Les journalistes internationaux arrivant cette semaine ont noté des améliorations visibles. “La différence par rapport à l’année dernière est frappante,” a écrit Sophia Chen de Racing Insider. “Des transferts depuis l’aéroport à la préparation du centre-ville, il y a clairement eu un effort coordonné pour répondre aux plaintes précédentes.”
Tout le monde ne partage pas cet optimisme. Des groupes communautaires de Saint-Henri et Ville-Marie ont remis en question la priorisation des ressources pour un “terrain de jeu des milliardaires” alors que les problèmes de logement et les services sociaux font face à des coupures. Une manifestation prévue près du circuit demain mettra en lumière ces préoccupations.

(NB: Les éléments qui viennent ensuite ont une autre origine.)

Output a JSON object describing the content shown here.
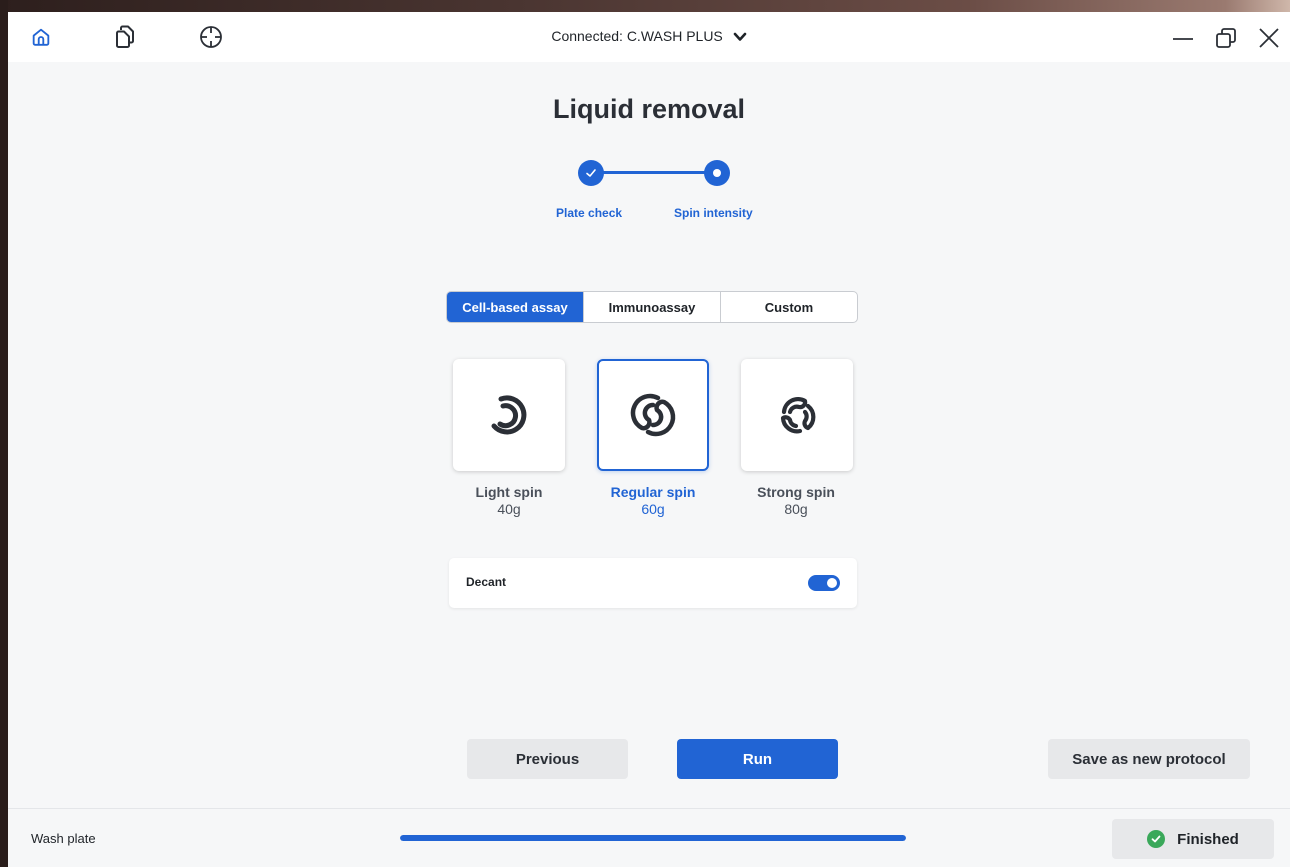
{
  "header": {
    "connected_label": "Connected: C.WASH PLUS",
    "icons": [
      "home-icon",
      "copy-icon",
      "crosshair-icon"
    ]
  },
  "page": {
    "title": "Liquid removal"
  },
  "stepper": {
    "steps": [
      {
        "label": "Plate check",
        "state": "done"
      },
      {
        "label": "Spin intensity",
        "state": "current"
      }
    ]
  },
  "assay_tabs": {
    "items": [
      "Cell-based assay",
      "Immunoassay",
      "Custom"
    ],
    "selected": "Cell-based assay"
  },
  "spin_options": [
    {
      "name": "Light spin",
      "value": "40g",
      "icon": "light-spin-icon",
      "selected": false
    },
    {
      "name": "Regular spin",
      "value": "60g",
      "icon": "regular-spin-icon",
      "selected": true
    },
    {
      "name": "Strong spin",
      "value": "80g",
      "icon": "strong-spin-icon",
      "selected": false
    }
  ],
  "decant": {
    "label": "Decant",
    "enabled": true
  },
  "actions": {
    "previous_label": "Previous",
    "run_label": "Run",
    "save_label": "Save as new protocol"
  },
  "statusbar": {
    "task_label": "Wash plate",
    "progress_fraction": 1.0,
    "status_label": "Finished"
  },
  "colors": {
    "accent": "#2164d4",
    "success": "#3aa85a",
    "background": "#f6f7f8"
  }
}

“Nous voyons des millions dépensés pour un événement d’un week-end alors que nos quartiers sont en difficulté,” a déclaré l’organisateur communautaire Marc Desjardins. “Qu’en est-il de la réparation de la réputation de Montréal auprès de ses propres résidents?”
L’argument économique reste toutefois convaincant. Les taux d’occupation hôtelière sont projetés à 96% pour le week-end de course – une amélioration significative par rapport aux années récentes où les voyageurs internationaux choisissaient de plus en plus de séjourner dans des villes voisines comme Québec ou même de l’autre côté de la frontière au Vermont.

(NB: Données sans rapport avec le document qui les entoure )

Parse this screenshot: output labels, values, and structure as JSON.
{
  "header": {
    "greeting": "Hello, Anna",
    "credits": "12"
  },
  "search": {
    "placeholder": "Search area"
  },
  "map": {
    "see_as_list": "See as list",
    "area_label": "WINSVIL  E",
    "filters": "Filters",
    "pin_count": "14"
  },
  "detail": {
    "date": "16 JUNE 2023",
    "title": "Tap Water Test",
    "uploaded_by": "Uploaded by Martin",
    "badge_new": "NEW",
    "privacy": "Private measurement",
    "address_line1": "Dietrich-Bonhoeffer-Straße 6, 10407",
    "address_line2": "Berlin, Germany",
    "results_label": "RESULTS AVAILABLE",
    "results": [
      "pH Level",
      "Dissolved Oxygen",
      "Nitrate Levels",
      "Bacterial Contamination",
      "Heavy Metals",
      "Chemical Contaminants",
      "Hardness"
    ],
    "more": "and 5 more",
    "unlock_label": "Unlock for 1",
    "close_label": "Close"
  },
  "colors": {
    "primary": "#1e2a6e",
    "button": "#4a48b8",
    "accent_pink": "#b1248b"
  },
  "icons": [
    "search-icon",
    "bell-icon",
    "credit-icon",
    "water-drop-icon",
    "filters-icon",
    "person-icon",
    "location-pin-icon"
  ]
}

Les prévisions météorologiques annoncent des conditions parfaites pour le week-end, éliminant une variable qui a perturbé les événements précédents. Les amateurs de course se souviennent du controversé Grand Prix 2024 lorsque des pluies torrentielles ont causé des conditions chaotiques tant sur le circuit insulaire que dans l’ensemble du réseau de transport de la ville.
Les efforts de récupération de la réputation de Montréal vont au-delà des améliorations physiques. Une campagne sur les médias sociaux mettant en valeur “L’Expérience Montréalaise Authentique” a atteint des millions de personnes dans le monde entier, présentant la culture locale, la cuisine et les attractions au-delà du circuit.
“Nous ne vendons pas seulement une course, nous vendons Montréal,” a expliqué la directrice de Tourisme Montréal, Isabelle Champagne. “Nos recherches montrent que les visiteurs veulent des expériences authentiques en plus d’événements de classe mondiale.”
La présence croissante de la Formule 1 en Amérique du Nord ajoute des enjeux au défi de réputation de Montréal. Avec Miami et Las Vegas qui deviennent des sites établis et une course potentielle dans la région de New York en discussion, la position du Canada sur le calendrier de F1 fait l’objet d’un examen accru.
Le contrat actuel court jusqu’en 2031, mais comme l’a noté le PDG de F1 Stefano Domenicali lors de son arrivée hier, “Nous évaluons continuellement tous les sites en fonction de l’offre complète qu’ils proposent aux fans, aux équipes et à notre audience mondiale.”
Pour les entreprises montréalaises encore en convalescence après les pertes dues à la pandémie, ce week-end représente une opportunité cruciale. L’association des restaurateurs rapporte que 85% des établissements du centre-ville ont créé des menus et des événements spéciaux pour le Grand Prix, espérant attirer les dépenses des visiteurs internationaux.
“C’est notre plus gros week-end de l’année, sans aucun doute,” a déclaré Rachel Singh, propriétaire d’un bar de la rue Crescent. “Mais au-delà de l’argent, il s’agit de montrer aux visiteurs qui nous sommes vraiment. Quand ils passent un bon moment, ils reviennent – et ils le disent aux autres.”
Alors que les pilotes se préparent pour les séances d’essais de vendredi, Montréal elle-même est en course pour prouver qu’elle appartient au calendrier d’élite de la Formule 1. Le drapeau à damier dimanche signalera non seulement le vainqueur de la course, mais peut-être aussi l’histoire d’un retour réussi pour la ville.